Le Castres Olympique met fin à la série d’invincibilité impressionnante de Bayonne à Jean-Dauger
Ce samedi, le Castres Olympique a renoué avec la victoire à Jean-Dauger, infligeant aux Basques une défaite serrée (10-13) et mettant un terme à une série d’invincibilité à domicile qui durait depuis 21 rencontres en Top 14. Le dernier succès des Tarnais sur cette pelouse remontait déjà au 8 juin 2024, une éternité dans le paysage du championnat.
Dans une rencontre disputée sous la pluie et le vent, le suspense a atteint son paroxysme dans les toutes dernières secondes. À 42 mouvements de trotteuse de la sirène, Bayonne mené 13-10 s’est vu offrir une pénalité très favorable à cinq mètres de l’en-but adverse. Refusant de jouer la sécurité, les Bleus et Blancs ont décidé « entre un match nul à deux points ou un point de bonus, l’intérêt est plus de gagner ce soir », comme l’a expliqué leur capitaine Arthur Iturria, préférant tenter une percée victorieux plutôt que de prendre trois points.
La mise en jeu a vu le retour de Tevita Tatafu, 140 kg de puissance, pour ses premières minutes de la saison. L’objectif : briser la défense castraise et décrocher la victoire. Mais les Tarnais, galvanisés par leur performance héroïque face au Munster la semaine précédente en Champions Cup, ont tenu bon dans une résistance acharnée.
Sur le banc du CO, Xavier Sadourny confiait son anxiété : « Avec les porteurs qu’ils ont je me dis que ça va être compliqué. Je croise les doigts, je ferme les yeux, j’attends que ça passe, si j’avais pu aller mettre un cierge j’y serais allé mais je n’avais pas le temps. »
Bayonne a poussé jusqu’au bout, la dernière action virant au tumulte : après un en-avant de Yohan Orabé, finalement Mattéo Carreras aplati le ballon mais l’arbitre Benoit Rousselet a annulé l’essai pour hors-jeu. Bayonne a tenté une ultime offensive, mais la défense castraise a su repousser toutes les offensives, laissant les locaux sur une amère défaite, la première à Jean-Dauger depuis près de deux ans, et toujours face à Castres.

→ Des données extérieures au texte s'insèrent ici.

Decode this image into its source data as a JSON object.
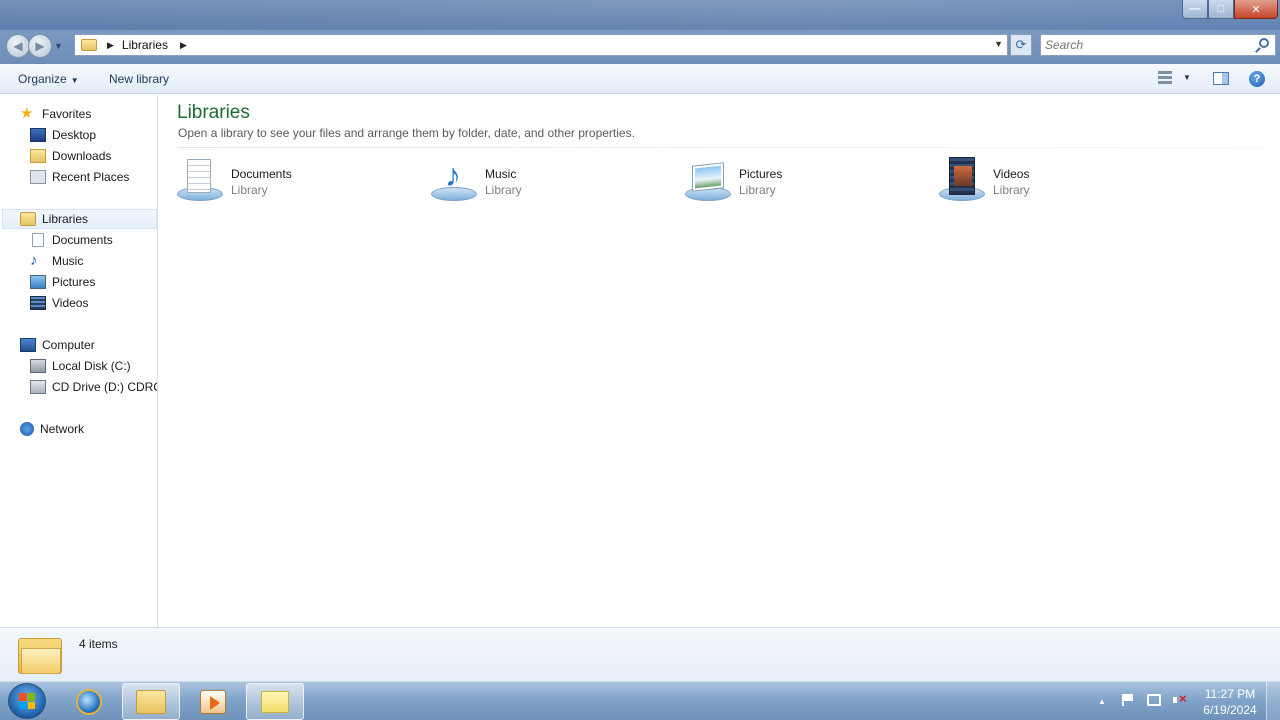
{
  "window": {
    "address_path": "Libraries",
    "search_placeholder": "Search"
  },
  "toolbar": {
    "organize_label": "Organize",
    "new_library_label": "New library"
  },
  "navpane": {
    "favorites": {
      "label": "Favorites",
      "items": [
        {
          "label": "Desktop",
          "icon": "desktop-icon"
        },
        {
          "label": "Downloads",
          "icon": "downloads-icon"
        },
        {
          "label": "Recent Places",
          "icon": "recent-places-icon"
        }
      ]
    },
    "libraries": {
      "label": "Libraries",
      "selected": true,
      "items": [
        {
          "label": "Documents",
          "icon": "documents-icon"
        },
        {
          "label": "Music",
          "icon": "music-icon"
        },
        {
          "label": "Pictures",
          "icon": "pictures-icon"
        },
        {
          "label": "Videos",
          "icon": "videos-icon"
        }
      ]
    },
    "computer": {
      "label": "Computer",
      "items": [
        {
          "label": "Local Disk (C:)",
          "icon": "local-disk-icon"
        },
        {
          "label": "CD Drive (D:) CDROM",
          "icon": "cd-drive-icon"
        }
      ]
    },
    "network": {
      "label": "Network",
      "icon": "network-icon"
    }
  },
  "main": {
    "title": "Libraries",
    "description": "Open a library to see your files and arrange them by folder, date, and other properties.",
    "libraries": [
      {
        "name": "Documents",
        "type": "Library",
        "icon": "documents-library-icon"
      },
      {
        "name": "Music",
        "type": "Library",
        "icon": "music-library-icon"
      },
      {
        "name": "Pictures",
        "type": "Library",
        "icon": "pictures-library-icon"
      },
      {
        "name": "Videos",
        "type": "Library",
        "icon": "videos-library-icon"
      }
    ]
  },
  "details": {
    "item_count": "4 items"
  },
  "taskbar": {
    "time": "11:27 PM",
    "date": "6/19/2024"
  },
  "colors": {
    "title_green": "#1e6b2f",
    "toolbar_text": "#1e395b",
    "taskbar": "#7fa2c8"
  }
}
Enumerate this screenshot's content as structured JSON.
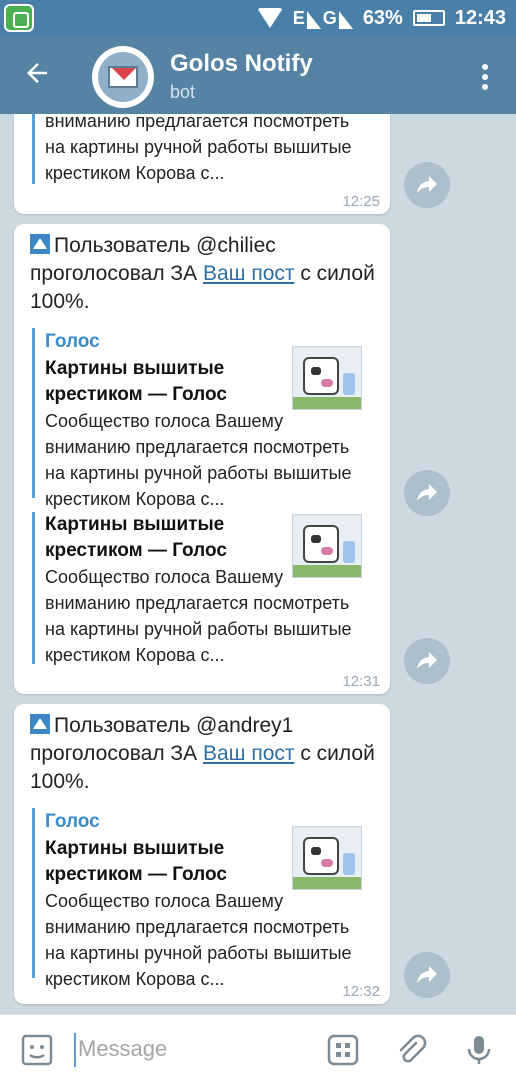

Le succès de Castres repose sur une solidarité exemplaire, un groupe soudé rappelé par le coach Sadourny : « Des gars qui s’apprécient entre eux, c’est presque plus que ça même si je ne vais pas jusqu’à dire de l’amour mais je savais qu’on ne lâcherait pas. » Le capitaine Baptiste Delaporte souligne la portée historique du coup : « On s’est dit qu’on l’avait déjà fait, que c’était le moment opportun pour le refaire. Cela fait même trois fois que je viens gagner ici. À l’époque, il y avait des Algeco, on se changeait là (à l’endroit de la salle de presse). Ça ne me rajeunit pas. »
Pour Castres, cette victoire revêt aussi une signification particulière, vierge d’une pluie qui, selon l’ouvreur Jeremy Fernandez, semble porter chance : « Il y a deux ans pour ceux qui s’en souviennent, c’était les mêmes conditions météo. S’il peut pleuvoir tous les ans quand on vient ici ça m’arrange. » Mais Fernandez reste lucide sur le passé récent : « La dernière fois ça ne nous a pas souri. C’était le dernier match de la saison, on a été qualifié pendant 2’30 et le Racing gagne à La Rochelle au dernier moment alors on ne s’était pas qualifié pour les phases finales. J’espère que cette année ça nous sourira un peu plus. »
Du côté basque, la défaite fait mal. Bayonne, 11e au classement, voit ses ambitions de phases finales s’éloigner. « On s’est réveillé les cinq dernières minutes et ça ne peut pas fonctionner », regrette Arthur Iturria. « On savait que la petite étoile qu’on avait au-dessus de la tête allait bien tomber un jour car quand tu ne maîtrises pas un match pendant 80 minutes, tu n’as pas toujours un essai à la dernière minute qui vient te sauver donc à nous d’en tirer des conclusions. Peut-être que ça va nous faire du bien. En tout cas, ça nous a mis une claque. Cette défaite va nous mettre à rude épreuve et on va voir le caractère de chacun. »
Le prochain défi sera d’ampleur puisque Bayonne se déplace sur la pelouse du leader Toulouse la semaine prochaine. Une rencontre que le capitaine bayonnais aborde avec pragmatisme : « Parfait pour se relancer non? Chez ce qui se fait de mieux », conclut-il, amer. La réception du Racing pourrait être l’occasion de remettre la machine à l’endroit et redonner le sourire aux supporters de Jean-Dauger, partis du stade le moral dans les chaussettes.